Life’s like a race. If you stop, you’re more than likely to get run over. (Brutal, I know…sorry…) So if there’s one thing we just have to keep doing, it’s move on.
Now I’ve had my fair share of drama (surprise surprise), and there was one headache–I mean girl in particular a couple years ago…I won’t delve into the details, because if I did, people who know me well would know who I’m talking about, and then she’ll find out and then…yeah you get the picture. History’ll try to repeat itself. So I won’t let it.

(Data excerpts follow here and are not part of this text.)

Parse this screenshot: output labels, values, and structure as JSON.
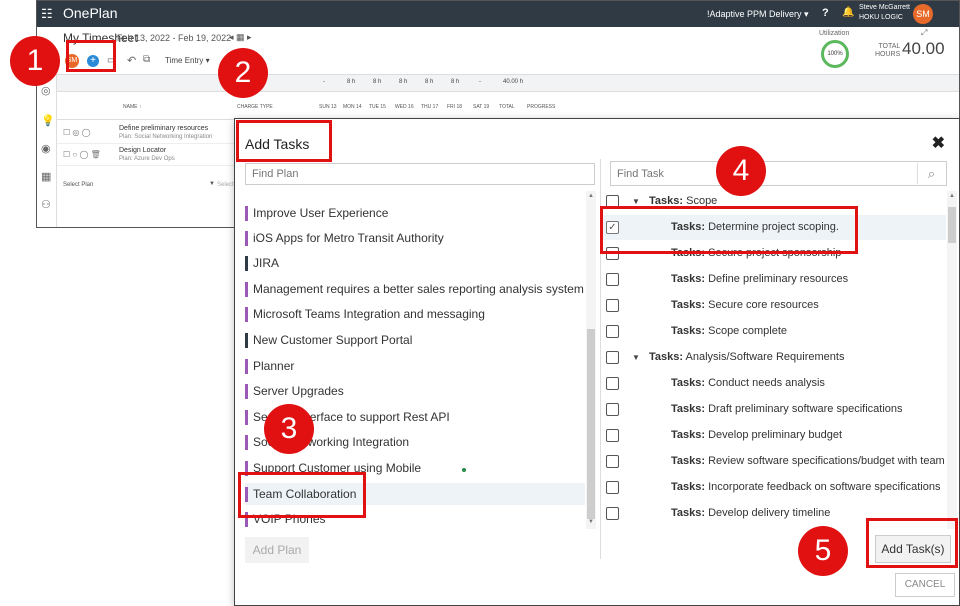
{
  "app": {
    "name": "OnePlan",
    "environment": "!Adaptive PPM Delivery",
    "user_name": "Steve McGarrett",
    "user_org": "HOKU LOGIC",
    "user_initials": "SM",
    "help": "?"
  },
  "timesheet": {
    "title": "My Timesheet",
    "range": "Feb 13, 2022 - Feb 19, 2022",
    "utilization_label": "Utilization",
    "utilization_value": "100%",
    "total_label_1": "TOTAL",
    "total_label_2": "HOURS",
    "total_value": "40.00",
    "toolbar_initials": "SM",
    "time_entry_label": "Time Entry",
    "hours_row": [
      "-",
      "8 h",
      "8 h",
      "8 h",
      "8 h",
      "8 h",
      "-",
      "40.00 h"
    ],
    "columns": [
      "NAME",
      "CHARGE TYPE",
      "SUN 13",
      "MON 14",
      "TUE 15",
      "WED 16",
      "THU 17",
      "FRI 18",
      "SAT 19",
      "TOTAL",
      "PROGRESS"
    ],
    "rows": [
      {
        "name": "Define preliminary resources",
        "plan": "Plan: Social Networking Integration"
      },
      {
        "name": "Design Locator",
        "plan": "Plan: Azure Dev Ops"
      }
    ],
    "select_plan": "Select Plan",
    "select_task": "Select Task"
  },
  "modal": {
    "title": "Add Tasks",
    "find_plan_placeholder": "Find Plan",
    "find_task_placeholder": "Find Task",
    "plans": [
      {
        "label": "Improve User Experience",
        "color": "#9b59b6"
      },
      {
        "label": "iOS Apps for Metro Transit Authority",
        "color": "#9b59b6"
      },
      {
        "label": "JIRA",
        "color": "#2f3a45"
      },
      {
        "label": "Management requires a better sales reporting analysis system",
        "color": "#9b59b6"
      },
      {
        "label": "Microsoft Teams Integration and messaging",
        "color": "#9b59b6"
      },
      {
        "label": "New Customer Support Portal",
        "color": "#2f3a45"
      },
      {
        "label": "Planner",
        "color": "#9b59b6"
      },
      {
        "label": "Server Upgrades",
        "color": "#9b59b6"
      },
      {
        "label": "Service Interface to support Rest API",
        "color": "#9b59b6"
      },
      {
        "label": "Social Networking Integration",
        "color": "#9b59b6"
      },
      {
        "label": "Support Customer using Mobile",
        "color": "#9b59b6"
      },
      {
        "label": "Team Collaboration",
        "color": "#9b59b6"
      },
      {
        "label": "VOIP Phones",
        "color": "#9b59b6"
      }
    ],
    "add_plan_label": "Add Plan",
    "tasks": [
      {
        "prefix": "Tasks:",
        "name": "Scope",
        "group": true,
        "checked": false
      },
      {
        "prefix": "Tasks:",
        "name": "Determine project scoping.",
        "group": false,
        "checked": true
      },
      {
        "prefix": "Tasks:",
        "name": "Secure project sponsorship",
        "group": false,
        "checked": false
      },
      {
        "prefix": "Tasks:",
        "name": "Define preliminary resources",
        "group": false,
        "checked": false
      },
      {
        "prefix": "Tasks:",
        "name": "Secure core resources",
        "group": false,
        "checked": false
      },
      {
        "prefix": "Tasks:",
        "name": "Scope complete",
        "group": false,
        "checked": false
      },
      {
        "prefix": "Tasks:",
        "name": "Analysis/Software Requirements",
        "group": true,
        "checked": false
      },
      {
        "prefix": "Tasks:",
        "name": "Conduct needs analysis",
        "group": false,
        "checked": false
      },
      {
        "prefix": "Tasks:",
        "name": "Draft preliminary software specifications",
        "group": false,
        "checked": false
      },
      {
        "prefix": "Tasks:",
        "name": "Develop preliminary budget",
        "group": false,
        "checked": false
      },
      {
        "prefix": "Tasks:",
        "name": "Review software specifications/budget with team",
        "group": false,
        "checked": false
      },
      {
        "prefix": "Tasks:",
        "name": "Incorporate feedback on software specifications",
        "group": false,
        "checked": false
      },
      {
        "prefix": "Tasks:",
        "name": "Develop delivery timeline",
        "group": false,
        "checked": false
      }
    ],
    "add_tasks_label": "Add Task(s)",
    "cancel_label": "CANCEL",
    "close_symbol": "✖"
  },
  "annotations": {
    "steps": [
      "1",
      "2",
      "3",
      "4",
      "5"
    ],
    "color": "#e11111"
  }
}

Okay, so anyways, after the whole drama, every single time I knew I was going to see this girl, or even thought there was the slightest possibility that we’d bump into each other, I tensed. I liked to make the people around me think that I was oh-so-super-over-it already, so with my words, I made it seem like the girl had absolutely nothing on me anymore, but it was a lie. Because deep inside, I knew the truth, which was that no, I had not gotten over my “girl war” with her.
Now truth be told, most times I felt so sure I’d bump into her, I actually didn’t. But they did nothing to ease the unsettled, nervous feeling I got when I had to be in the same room as her.
I couldn’t put my anger towards her behind me. I didn’t like her. And that was that. Nonetheless, I felt like I had to show her I was over the whole drama, but now it seems so silly. Because how could I do that when I hadn’t let it go yet? Sure, with my words, I said I had. But no, I was stuck in the same indignation I felt towards her since the moment it all started. I wanted so bad to show her I had moved on and was the bigger person, but I couldn’t. And the pressure I put on myself to be this perfect, flawless girl in order to hopefully make her feel less, was too much, that often times, I was the one who ended up tripping all over myself.
And each time I had an encounter with her, I kicked myself for tripping up. For “losing” the invisible battle being fought.
Then one day it hit me. I hadn’t let go. Because I didn’t want to “give up.” But then I realized that letting go and being happy…it’s the best revenge. See, the whole while, I thought no, I’m not letting this go. I’m not moving on. Not until it’s clear I’m not less than her.
Don’t you think it’s funny–sometimes what we tell ourselves we’re trying to prove to others is really what we’re trying to prove to ourselves?
Can I just pause and say that wow, that sounded so wise…hahaha sorry. I surprise myself sometimes, as I’m sure you do too 😂😂😂 Guess it comes with #adulting.
So that’s where things started to change for me. And though tables weren’t turned overnight, it was a good start. Slowly, I began realizing how petty, shallow, and ridiculous it all was. And my refusing to move on with that part of my life was only fueling the fire between us.
Fast forward to today. She and I…we’re good. We even have plans of hanging out one of these days. 😉 How’s that for moving on, huh?
So yeah. That’s my little anecdote for ya’ll today. Hope you got something you can add to your #adulting arsenal! I know it’s not always easy to move on, especially from things that hurt you and made you angry in the past, but as I learned through this little experience, it’s not giving up. In fact, it’s a totally awesome win.